NPR is reporting on a bombshell lawsuit alleging that Fox News and one of President Donald Trump’s supporters worked with the White House to push out the Seth Rich murder conspiracy, knowing all the while that it was false. Rod Wheeler, a longtime Fox News commentator is the one behind the lawsuit, which alleges that Fox News made up fake quotations and that the story was intended by the Trump Administration to divert attention from the broiling Russia investigation.

This is an incredibly serious allegation that would involve both the highest levels of the U.S. Government and the very real death of a young man, so it’s important to get the facts right here. The claim is huge, but a lawsuit is not in and of itself proof. Nobody is saying (now) that Rich’s murder was concocted by Trump or any other member of government. What is being alleged is that both the White House and Fox News knew there was no substance to the conspiracy theory surrounding Rich’s death, but chose to run the story anyway as a way of protecting Trump.

For those who need a refresher, Seth Rich was a low-level DNC staffer who was tragically murdered while walking home from work, shortly before last year’s Hillary Clinton’s emails were released by Wikileaks. Alt-right message boards began circulating a theory that Rich’s murder was carried out by Clinton’s thugs in retaliation for him having something to do with leaking her emails. The conspiracy gained enough traction to be repeated by the likes of Sean Hannity and Newt Gingrich, even as Washington D.C. police confirmed there was no truth to any of it.

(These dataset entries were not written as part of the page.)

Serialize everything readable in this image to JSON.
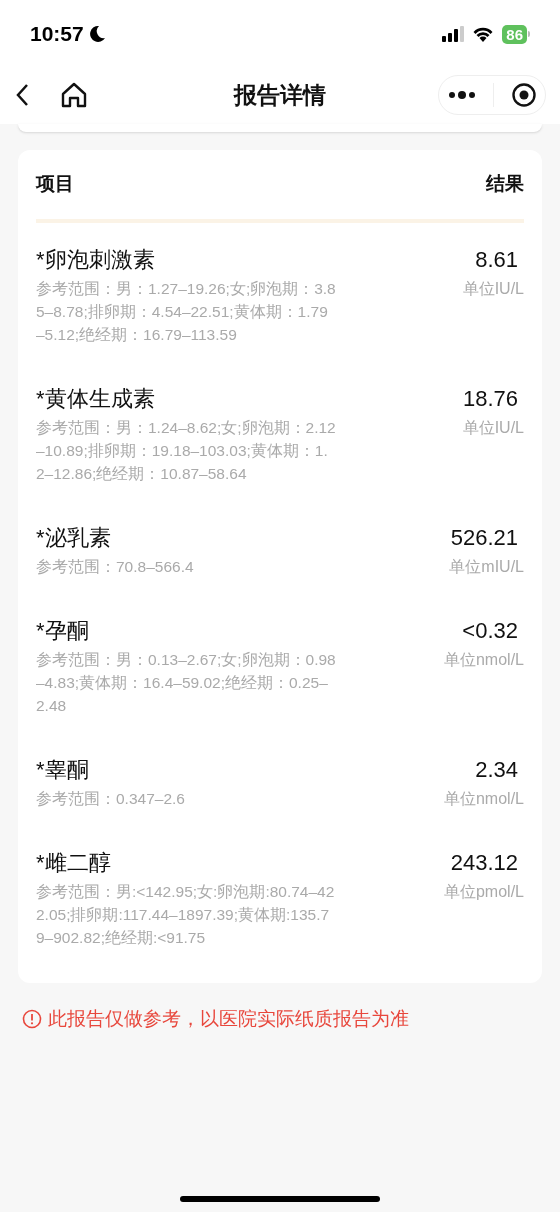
{
  "status_bar": {
    "time": "10:57",
    "battery": "86"
  },
  "nav": {
    "title": "报告详情"
  },
  "table": {
    "columns": [
      "项目",
      "结果"
    ],
    "rows": [
      {
        "name": "*卵泡刺激素",
        "range": "参考范围：男：1.27–19.26;女;卵泡期：3.85–8.78;排卵期：4.54–22.51;黄体期：1.79–5.12;绝经期：16.79–113.59",
        "value": "8.61",
        "unit": "单位IU/L"
      },
      {
        "name": "*黄体生成素",
        "range": "参考范围：男：1.24–8.62;女;卵泡期：2.12–10.89;排卵期：19.18–103.03;黄体期：1.2–12.86;绝经期：10.87–58.64",
        "value": "18.76",
        "unit": "单位IU/L"
      },
      {
        "name": "*泌乳素",
        "range": "参考范围：70.8–566.4",
        "value": "526.21",
        "unit": "单位mIU/L"
      },
      {
        "name": "*孕酮",
        "range": "参考范围：男：0.13–2.67;女;卵泡期：0.98–4.83;黄体期：16.4–59.02;绝经期：0.25–2.48",
        "value": "<0.32",
        "unit": "单位nmol/L"
      },
      {
        "name": "*睾酮",
        "range": "参考范围：0.347–2.6",
        "value": "2.34",
        "unit": "单位nmol/L"
      },
      {
        "name": "*雌二醇",
        "range": "参考范围：男:<142.95;女:卵泡期:80.74–422.05;排卵期:117.44–1897.39;黄体期:135.79–902.82;绝经期:<91.75",
        "value": "243.12",
        "unit": "单位pmol/L"
      }
    ]
  },
  "notice": "此报告仅做参考，以医院实际纸质报告为准"
}
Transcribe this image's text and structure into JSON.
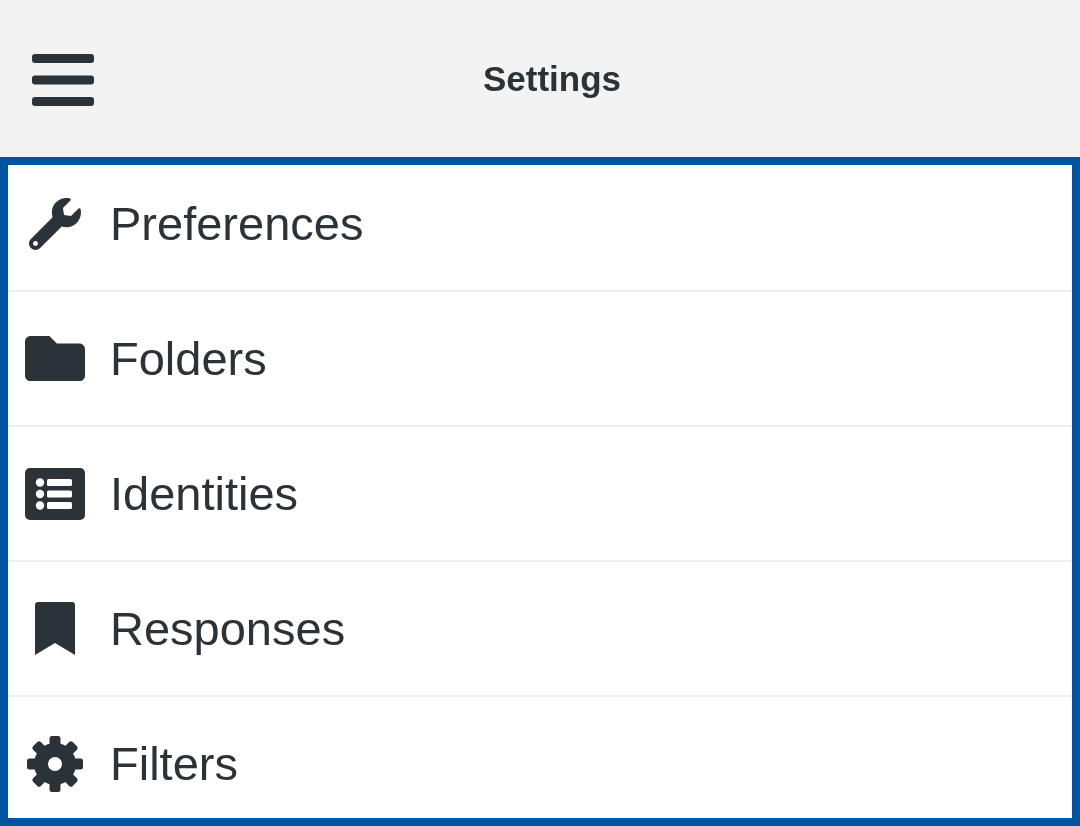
{
  "header": {
    "title": "Settings"
  },
  "settings": [
    {
      "label": "Preferences"
    },
    {
      "label": "Folders"
    },
    {
      "label": "Identities"
    },
    {
      "label": "Responses"
    },
    {
      "label": "Filters"
    }
  ]
}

The conspiracy started to fade out but got a big bump in May, when Wheeler appeared on local D.C. news channel Fox 5 claiming to have information linking Rich to Wikileaks. That news was broadcast far and wide on Fox News for about a week, until Fox quietly retracted the story, saying it “did not meet our journalistic standards.” At the time, Wheeler blamed the whole thing on Fox 5, saying they had told him to claim to have discovered the evidence. Hannity also claimed that a new, explosive bombshell about Rich was in the works, but that never materialized either.

Now Wheeler is saying that he was instructed to lie by both Fox New and Gox 5, under the eye of the White House. So is Wheeler just looking to defend a flimsy story and clear his good name? Is there any truth to his claims? Be wary of anyone who claims to know the answers to these questions. Skepticism is warranted in the age of #fakenews, but it’s certainly a story to keep an eye on.